Evènement : Un violon pour partir ailleurs

Le 31 Mars 2017
Rédigé par : Yvette SENEGAS

Amatrice de musiques du monde, je me suis rendue ce vendredi 31 mars à l’Odéon à Nîmes pour écouter un concert de musique manouche. Je vais vous présenter le groupe qui, le temps d’une soirée, m’a enchantée par son talent et la qualité de son répertoire.
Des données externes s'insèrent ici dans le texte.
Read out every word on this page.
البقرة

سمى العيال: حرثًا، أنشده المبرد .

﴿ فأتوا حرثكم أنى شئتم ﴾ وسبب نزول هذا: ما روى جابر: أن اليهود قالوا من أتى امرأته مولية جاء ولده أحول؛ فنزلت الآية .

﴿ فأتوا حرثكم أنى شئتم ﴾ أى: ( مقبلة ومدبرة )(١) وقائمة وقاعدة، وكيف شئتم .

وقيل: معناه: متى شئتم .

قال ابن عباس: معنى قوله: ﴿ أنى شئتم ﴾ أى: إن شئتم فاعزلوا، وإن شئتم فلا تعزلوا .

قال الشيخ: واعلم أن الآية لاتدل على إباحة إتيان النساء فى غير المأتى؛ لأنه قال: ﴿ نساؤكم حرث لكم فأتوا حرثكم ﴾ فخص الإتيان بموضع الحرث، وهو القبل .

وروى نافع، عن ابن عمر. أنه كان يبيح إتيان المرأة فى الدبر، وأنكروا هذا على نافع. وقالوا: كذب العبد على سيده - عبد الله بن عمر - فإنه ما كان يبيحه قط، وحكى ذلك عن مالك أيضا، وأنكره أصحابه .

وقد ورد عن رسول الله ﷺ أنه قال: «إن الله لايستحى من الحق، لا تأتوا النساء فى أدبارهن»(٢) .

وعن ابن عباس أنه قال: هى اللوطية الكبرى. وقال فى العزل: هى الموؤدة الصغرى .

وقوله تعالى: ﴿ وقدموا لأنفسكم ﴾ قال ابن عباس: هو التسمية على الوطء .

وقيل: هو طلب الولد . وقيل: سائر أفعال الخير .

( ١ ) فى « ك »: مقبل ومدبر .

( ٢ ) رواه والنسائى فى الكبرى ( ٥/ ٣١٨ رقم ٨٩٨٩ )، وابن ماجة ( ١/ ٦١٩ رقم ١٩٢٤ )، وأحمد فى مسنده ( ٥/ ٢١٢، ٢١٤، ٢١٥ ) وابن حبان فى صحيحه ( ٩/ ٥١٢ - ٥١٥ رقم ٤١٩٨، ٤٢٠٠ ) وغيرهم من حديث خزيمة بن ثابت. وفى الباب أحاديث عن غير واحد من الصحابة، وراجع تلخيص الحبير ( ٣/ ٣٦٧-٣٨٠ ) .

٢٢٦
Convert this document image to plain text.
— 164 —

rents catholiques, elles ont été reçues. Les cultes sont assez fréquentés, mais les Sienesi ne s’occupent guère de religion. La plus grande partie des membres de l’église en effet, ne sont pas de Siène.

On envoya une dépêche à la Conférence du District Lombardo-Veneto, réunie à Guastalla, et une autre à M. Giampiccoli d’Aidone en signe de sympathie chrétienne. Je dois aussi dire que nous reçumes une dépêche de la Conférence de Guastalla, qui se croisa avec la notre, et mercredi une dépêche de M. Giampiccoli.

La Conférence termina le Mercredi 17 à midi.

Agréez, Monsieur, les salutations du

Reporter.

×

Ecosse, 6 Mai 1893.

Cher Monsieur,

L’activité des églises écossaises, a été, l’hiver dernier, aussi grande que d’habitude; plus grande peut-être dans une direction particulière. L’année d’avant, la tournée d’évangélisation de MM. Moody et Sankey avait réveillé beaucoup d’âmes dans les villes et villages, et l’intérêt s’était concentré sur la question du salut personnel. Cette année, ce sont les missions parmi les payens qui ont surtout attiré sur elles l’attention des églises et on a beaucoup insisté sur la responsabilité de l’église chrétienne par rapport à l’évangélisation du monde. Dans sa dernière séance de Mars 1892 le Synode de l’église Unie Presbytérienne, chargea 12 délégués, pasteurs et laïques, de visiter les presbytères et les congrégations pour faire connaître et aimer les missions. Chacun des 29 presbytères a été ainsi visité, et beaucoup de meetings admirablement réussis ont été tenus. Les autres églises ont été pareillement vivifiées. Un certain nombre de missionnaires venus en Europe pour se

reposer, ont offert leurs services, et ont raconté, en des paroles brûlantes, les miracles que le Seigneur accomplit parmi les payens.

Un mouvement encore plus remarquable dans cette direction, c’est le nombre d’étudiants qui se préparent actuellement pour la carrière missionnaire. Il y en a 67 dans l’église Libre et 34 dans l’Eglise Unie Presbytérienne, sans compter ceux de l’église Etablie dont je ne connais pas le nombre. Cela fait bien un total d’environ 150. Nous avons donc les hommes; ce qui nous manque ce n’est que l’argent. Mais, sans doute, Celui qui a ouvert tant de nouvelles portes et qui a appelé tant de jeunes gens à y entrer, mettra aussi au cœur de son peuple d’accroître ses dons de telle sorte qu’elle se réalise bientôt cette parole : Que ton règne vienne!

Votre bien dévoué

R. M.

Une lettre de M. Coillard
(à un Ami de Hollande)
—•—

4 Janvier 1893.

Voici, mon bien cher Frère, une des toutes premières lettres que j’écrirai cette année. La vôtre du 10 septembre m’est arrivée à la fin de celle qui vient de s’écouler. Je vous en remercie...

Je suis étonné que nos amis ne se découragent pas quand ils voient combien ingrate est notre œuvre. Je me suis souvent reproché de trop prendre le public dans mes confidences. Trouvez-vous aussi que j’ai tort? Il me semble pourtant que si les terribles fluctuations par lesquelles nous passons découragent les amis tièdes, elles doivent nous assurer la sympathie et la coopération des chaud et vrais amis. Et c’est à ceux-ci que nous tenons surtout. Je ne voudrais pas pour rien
La 4ème édition du cycle des musiques du monde présente des traditions musicales peu connues, celle des musiques et celle des chants et danses de la région de Kalotaszeg en Transylvanie.
Ces répertoires de musique sacrée, rituelle ou profane sont issus de la plus profonde tradition orale, toujours bien vivante, que se réapproprient aujourd’hui ces artistes.
Lamentations, célébrations, czardas et szaporas de la région de Kalotaszeg.
Avec son trio, Tcha Limberger, musicien belge d’origine manouche, fait briller au firmament cette musique considérée « comme la plus belle de la musique hongroise ». Musicien multi-instrumentiste, compositeur, chanteur, aussi à l’aise dans la musique de tradition orale que dans la musique actuelle, il est accompagné pour ce concert par deux musiciens « historiques », Berki Victor, basse et Toni Rudi, brac (luth), tout deux compagnons de route pendant de très longues années du regretté maitre, Neti Sandor. À la mort de celui-ci, seul le son de Tcha, qui s’est lui-même beaucoup imprégné de l’enseignement de Neti Sandor, les a convaincus de poursuivre encore pour quelques années.
Tout au long de la soirée Tcha nous a présenté les différents morceaux avec beaucoup d’humour, un accent très particulier, et une simplicité touchante pour expliquer son attachement à ces peuples et cette musique traditionnelle qui semble ancrée au plus profond de lui-même. Avec son violon à la fois langoureux et fébrile au point que l’on se demande comment des doigts peuvent aller aussi vite pour faire ressortir l’âme de ces musiques.
Cela a été un vrai bonheur et le public ne s’est pas trompé puisque Tchan et son groupe sont revenus trois fois pour des rappels très acclamés.
J’ai eu le plaisir de le rencontrer à la sortie pour échanger quelques mots avec ce magicien du violon. Ce fut une soirée qui m’a transportée loin, très loin mais qui aussi m’a prouvé une fois encore que les musiques traditionnelles qui expriment des moments de la vie, des traditions d’un peuple quel qu’il soit sont éternelles et resteront toujours vraies et indémodables.